First, Google says that it is going to be giving users the ability to delete their Google Assistant voice history. Those are the clips that are taken and stored after the AI assistant recognizes the hot-word “Ok Google” or “Hey Google.”
While users have already been able to delete that history, now they’ll be able to do that using Google Assistant. That means using voice to delete history rather than having to navigate Google’s complex account menus. Google provides the examples of “delete the last thing I said,” or “delete everything I said to you last week.”
Saying either of those will prompt the AI will accomplish the requested task. Anything older than that and it will navigate the appropriate menus for users. Namely, it will take users directly to the page to manage their voice data.
The latest YouTube privacy controls come down to letting users automatically delete search and viewing histories at set intervals. That will be found in the same location as Location History and Web & App Activity. A new card, labeled YouTube history, will now be settable just as those other histories are.
Users will be able to use controls on that card to set it to step away from the default manual deletion. The options, although limited, include the deletion of that data every three months or every 18 months.
Which Google privacy controls were already expected?
The two features announced that aren’t entirely unexpected include a Chrome-based password manager update and Google Maps Incognito Mode. Each was already hinted at in various reports.
The first effectively brings Chrome’s Password Checker extension, through direct integration with the password manager. That means that Chrome will now check passwords stored in association with a Google Account, at a click. So users will be able to navigate to their passwords via the interface stored in Chrome’s Account Settings page. Those are found at the URL “passwords.google.com” for those who haven’t set an encryption passphrase for syncing data.
In effect, Google is enabling users to check whether passwords are being used for multiple accounts or whether they’ve been compromised in known breaches. The tool will also check the strength of passwords.
Incognito mode for Google Maps is exactly what it sounds like. It allows users to turn off Maps location tracking in-app at the tap of a setting found behind their profile image. The app will inform users they are switching, much as Chrome does in incognito mode. Then a slim black bar across the top will keep them informed until they leave incognito mode.
With the mode active, Google won’t store the location data and it won’t be used for personalization of recommendations or the like.
The timeframes here
The driving force behind the decision by Google to roll out new privacy features may or may not have anything to do with its position in the market. Namely, the company has faced widespread opposition to its practices in terms of storing and accessing user data. Each new feature at least partially addresses that on some level. But there’s no guarantee that’s the motivation driving these changes.
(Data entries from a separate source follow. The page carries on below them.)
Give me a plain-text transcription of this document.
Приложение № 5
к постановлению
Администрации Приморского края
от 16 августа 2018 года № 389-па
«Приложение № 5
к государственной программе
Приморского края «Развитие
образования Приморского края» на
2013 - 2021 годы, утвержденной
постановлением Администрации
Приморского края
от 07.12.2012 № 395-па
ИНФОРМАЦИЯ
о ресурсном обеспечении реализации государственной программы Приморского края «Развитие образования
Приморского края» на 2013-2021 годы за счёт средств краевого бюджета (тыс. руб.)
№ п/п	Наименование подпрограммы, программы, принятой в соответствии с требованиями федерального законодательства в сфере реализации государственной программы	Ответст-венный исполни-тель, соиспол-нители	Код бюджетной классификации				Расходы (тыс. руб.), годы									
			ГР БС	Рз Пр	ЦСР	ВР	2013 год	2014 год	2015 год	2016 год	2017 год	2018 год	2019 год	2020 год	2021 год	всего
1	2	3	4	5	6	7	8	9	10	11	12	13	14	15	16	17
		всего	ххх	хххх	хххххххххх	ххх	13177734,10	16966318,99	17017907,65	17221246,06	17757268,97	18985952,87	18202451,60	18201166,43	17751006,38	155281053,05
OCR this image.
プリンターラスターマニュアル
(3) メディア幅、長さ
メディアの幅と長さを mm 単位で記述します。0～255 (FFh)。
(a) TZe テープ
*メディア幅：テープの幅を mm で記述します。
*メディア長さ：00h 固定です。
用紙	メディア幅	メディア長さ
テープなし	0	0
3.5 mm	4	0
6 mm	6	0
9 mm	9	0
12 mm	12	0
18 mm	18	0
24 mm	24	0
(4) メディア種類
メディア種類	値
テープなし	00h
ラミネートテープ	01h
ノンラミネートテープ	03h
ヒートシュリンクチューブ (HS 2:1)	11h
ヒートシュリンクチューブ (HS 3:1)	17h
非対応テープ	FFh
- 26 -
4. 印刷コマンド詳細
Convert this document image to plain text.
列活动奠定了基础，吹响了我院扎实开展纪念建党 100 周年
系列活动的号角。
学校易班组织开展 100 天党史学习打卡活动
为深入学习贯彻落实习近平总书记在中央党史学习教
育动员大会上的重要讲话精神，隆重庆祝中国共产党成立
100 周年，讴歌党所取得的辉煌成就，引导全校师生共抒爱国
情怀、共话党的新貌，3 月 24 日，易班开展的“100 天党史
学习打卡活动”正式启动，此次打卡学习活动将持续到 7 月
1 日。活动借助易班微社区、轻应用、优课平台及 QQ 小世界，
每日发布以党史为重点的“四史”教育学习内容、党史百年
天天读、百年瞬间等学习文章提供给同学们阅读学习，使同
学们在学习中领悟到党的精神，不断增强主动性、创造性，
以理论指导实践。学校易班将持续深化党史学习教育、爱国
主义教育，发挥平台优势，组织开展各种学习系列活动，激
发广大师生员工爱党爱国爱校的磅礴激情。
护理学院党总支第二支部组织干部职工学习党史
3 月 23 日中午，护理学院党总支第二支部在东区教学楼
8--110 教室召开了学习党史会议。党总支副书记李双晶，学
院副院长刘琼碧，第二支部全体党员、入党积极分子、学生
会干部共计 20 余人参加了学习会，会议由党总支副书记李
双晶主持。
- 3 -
Some of its activities on that front, such as the recent bid to add a layer of encrypted DNS over TLS in Chrome, have been more controversial. Despite providing users with added protection, the move could potentially be anti-competitive, pending a probe into its plans.
Irrespective of that, Google Maps incognito mode will come to Android this month. There’s no word on iOS either or an exact timeline for that. Within the next week, voice commands will roll out to Google Assistant that allows users to delete their voice history. That will only be for English, with the feature coming to all languages next month.
Google indicates that the rollout of remaining privacy controls features should already be rolling out.